Utterly Meaningless » Blog Archive » SOMETHING REALLY FISHY HERE

    Filed at 1:34 am under by dcobranchi

    Virginia’s countywide spelling bees excluded homeschoolers. Instead, they were forced to compete against each other in a statewide bee.

    Twenty-four home schoolers came from around the state to face off at the Dumbarton Library in Henrico County, and they were so good that bee officials quickly moved to the advanced word list in an effort to narrow the field.

    Here are some of the words they faced: “cinematheque,” “habiliments,” “quondam,” and “triceratops.”

    The grueling bee took close to three hours before 11-year-old Brittannie Hedrick of Langley Air Force Base spelled “immiscible” to win. The word means something that cannot be mixed, as in oil and water.

    Brittannie, a sixth-grader, is the daughter of John P. and Lynne Hedrick.

    Lindsey Brinkman, 12, was runner-up, tripping up on “cedilla.” She is the daughter of Donna and Chuck Brinkman of Chesapeake.

    Sounds like Virginia didn’t want the regional competition to be dominated by homeschoolers, so they stacked the deck against them.


    Comment by
    Eric Holcombe
    March 24th, 2004
    at 2:06 pm

    Well, if you can’t beat ’em…uh…. start your own spelling bee…diversity be damned!

    Comment by
    March 25th, 2004
    at 10:43 am

    I see no problem with homeschoolers starting their own competitions. Indeed, once my kids get old enough, I wouldn’t be averse to setting up a nationwide math competition for homeschoolers — I helped run a statewide competition for NC from my high school.

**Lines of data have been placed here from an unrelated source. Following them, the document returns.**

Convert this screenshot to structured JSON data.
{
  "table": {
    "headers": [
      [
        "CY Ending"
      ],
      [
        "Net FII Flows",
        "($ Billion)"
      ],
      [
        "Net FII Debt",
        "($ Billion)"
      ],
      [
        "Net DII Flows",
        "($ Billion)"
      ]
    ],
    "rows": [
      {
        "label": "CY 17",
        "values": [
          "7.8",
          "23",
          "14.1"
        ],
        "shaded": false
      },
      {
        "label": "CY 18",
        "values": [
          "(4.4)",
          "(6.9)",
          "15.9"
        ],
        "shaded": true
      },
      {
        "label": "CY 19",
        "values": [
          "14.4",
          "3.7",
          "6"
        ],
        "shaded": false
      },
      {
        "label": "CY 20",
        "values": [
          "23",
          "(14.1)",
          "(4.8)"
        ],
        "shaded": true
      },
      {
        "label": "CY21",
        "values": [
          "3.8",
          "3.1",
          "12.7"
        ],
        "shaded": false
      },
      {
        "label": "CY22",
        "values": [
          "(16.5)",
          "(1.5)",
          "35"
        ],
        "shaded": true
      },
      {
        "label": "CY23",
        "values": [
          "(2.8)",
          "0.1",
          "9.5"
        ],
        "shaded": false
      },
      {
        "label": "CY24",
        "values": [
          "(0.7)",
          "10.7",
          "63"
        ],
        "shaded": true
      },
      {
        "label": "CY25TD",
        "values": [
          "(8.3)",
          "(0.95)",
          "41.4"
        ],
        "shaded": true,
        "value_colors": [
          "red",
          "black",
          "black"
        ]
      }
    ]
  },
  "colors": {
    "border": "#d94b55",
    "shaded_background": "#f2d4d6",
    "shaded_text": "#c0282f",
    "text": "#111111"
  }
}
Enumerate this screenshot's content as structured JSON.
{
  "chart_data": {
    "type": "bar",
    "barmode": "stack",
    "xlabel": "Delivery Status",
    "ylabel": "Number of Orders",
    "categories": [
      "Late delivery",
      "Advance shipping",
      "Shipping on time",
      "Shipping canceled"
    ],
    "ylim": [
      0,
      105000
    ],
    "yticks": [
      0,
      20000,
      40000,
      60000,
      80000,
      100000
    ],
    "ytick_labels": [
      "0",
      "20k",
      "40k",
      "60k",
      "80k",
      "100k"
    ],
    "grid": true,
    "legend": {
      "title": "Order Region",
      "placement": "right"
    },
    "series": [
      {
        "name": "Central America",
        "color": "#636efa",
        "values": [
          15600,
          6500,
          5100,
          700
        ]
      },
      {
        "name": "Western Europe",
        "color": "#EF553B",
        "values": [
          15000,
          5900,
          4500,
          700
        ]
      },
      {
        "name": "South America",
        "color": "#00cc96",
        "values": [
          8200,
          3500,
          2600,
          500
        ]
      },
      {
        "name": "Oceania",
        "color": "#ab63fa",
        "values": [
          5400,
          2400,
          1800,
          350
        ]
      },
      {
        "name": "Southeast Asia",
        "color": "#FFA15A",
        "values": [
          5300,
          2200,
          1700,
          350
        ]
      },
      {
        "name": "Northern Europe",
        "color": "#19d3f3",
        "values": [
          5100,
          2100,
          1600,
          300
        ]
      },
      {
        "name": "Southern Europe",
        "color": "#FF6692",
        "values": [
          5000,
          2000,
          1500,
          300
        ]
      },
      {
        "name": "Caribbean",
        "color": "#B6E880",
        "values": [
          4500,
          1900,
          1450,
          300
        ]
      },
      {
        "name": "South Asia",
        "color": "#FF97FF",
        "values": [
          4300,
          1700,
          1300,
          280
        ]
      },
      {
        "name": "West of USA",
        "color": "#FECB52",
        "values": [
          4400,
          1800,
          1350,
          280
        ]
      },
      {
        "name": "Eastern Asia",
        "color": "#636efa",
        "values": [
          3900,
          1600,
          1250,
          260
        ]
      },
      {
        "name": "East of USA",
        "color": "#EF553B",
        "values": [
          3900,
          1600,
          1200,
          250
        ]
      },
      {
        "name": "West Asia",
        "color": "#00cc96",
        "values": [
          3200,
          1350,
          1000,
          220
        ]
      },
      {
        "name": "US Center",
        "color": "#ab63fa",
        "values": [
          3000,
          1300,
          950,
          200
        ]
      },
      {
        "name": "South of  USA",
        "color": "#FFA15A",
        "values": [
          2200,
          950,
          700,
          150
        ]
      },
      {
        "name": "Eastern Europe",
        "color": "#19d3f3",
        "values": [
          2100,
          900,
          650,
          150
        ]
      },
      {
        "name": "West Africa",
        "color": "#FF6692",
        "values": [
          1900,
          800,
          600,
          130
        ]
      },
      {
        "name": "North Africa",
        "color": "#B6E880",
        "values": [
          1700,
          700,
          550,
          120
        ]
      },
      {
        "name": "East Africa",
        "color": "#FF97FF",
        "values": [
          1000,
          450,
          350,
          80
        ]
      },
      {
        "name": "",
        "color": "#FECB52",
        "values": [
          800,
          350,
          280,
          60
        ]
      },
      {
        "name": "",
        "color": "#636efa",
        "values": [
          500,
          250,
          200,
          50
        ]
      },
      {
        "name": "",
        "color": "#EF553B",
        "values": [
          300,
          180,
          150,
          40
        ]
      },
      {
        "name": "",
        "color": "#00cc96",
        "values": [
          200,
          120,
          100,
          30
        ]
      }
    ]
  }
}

    In a way, it really isn’t fair to pit the much advanced homeschoolers against the regular g-school population. I found that out in a similar situation when the D.C. public school kids were included in a Metro DC math competition — they were WAAAAAAY out of their league. We had students who had learned trig and regularly did competitions against kids who barely had algebra skills. They were the best of DC schools, and they were horribly outclassed. Setting up these competitions by age is silly.

    Comment by
    Daryl Cobranchi
    March 25th, 2004
    at 11:14 am

    I’m not sure that the homeschoolers did set up their own competition. It seems like they were herded into a statewide meet in order to qualify for the regional meet. All of the other kids competed at the county level. So, the county champ was ex the homeschoolers. Given the write-up of the homeschool competition, you can bet that there would have been more than one homeschooler in the regional. This really seems like the state fixing the contest so that homeschoolers couldn’t dominate the regional.

    Comment by
    March 25th, 2004
    at 1:28 pm

    No, I meant that the homeschoolers can opt out of the “official” bees and make their own — I thought that’s what Eric meant, too.

    For some areas, competing against other homeschoolers, as opposed to the g-schoolers, might make for more interesting competition for each group. The whole point of regional competitions is that one assumes the schools in the region are more likely to have similar resources, etc., so the competition is semi-level. When I was in high school, most math competitions I went to were county-level, and even then the competitions weren’t entirely fair — only about 2 out of the 8 high schools had a chance for top spot (my high school was actually always the top – and our wins were announced at school with the sports teams’ wins – but the 2nd place school wasn’t terribly far away.) Why should the homeschoolers blow away the local competition? It may mean more to a homeschooler that they came in 3rd at a statewide homeschool competition than they came in first against 50 g-schoolers who were outclassed.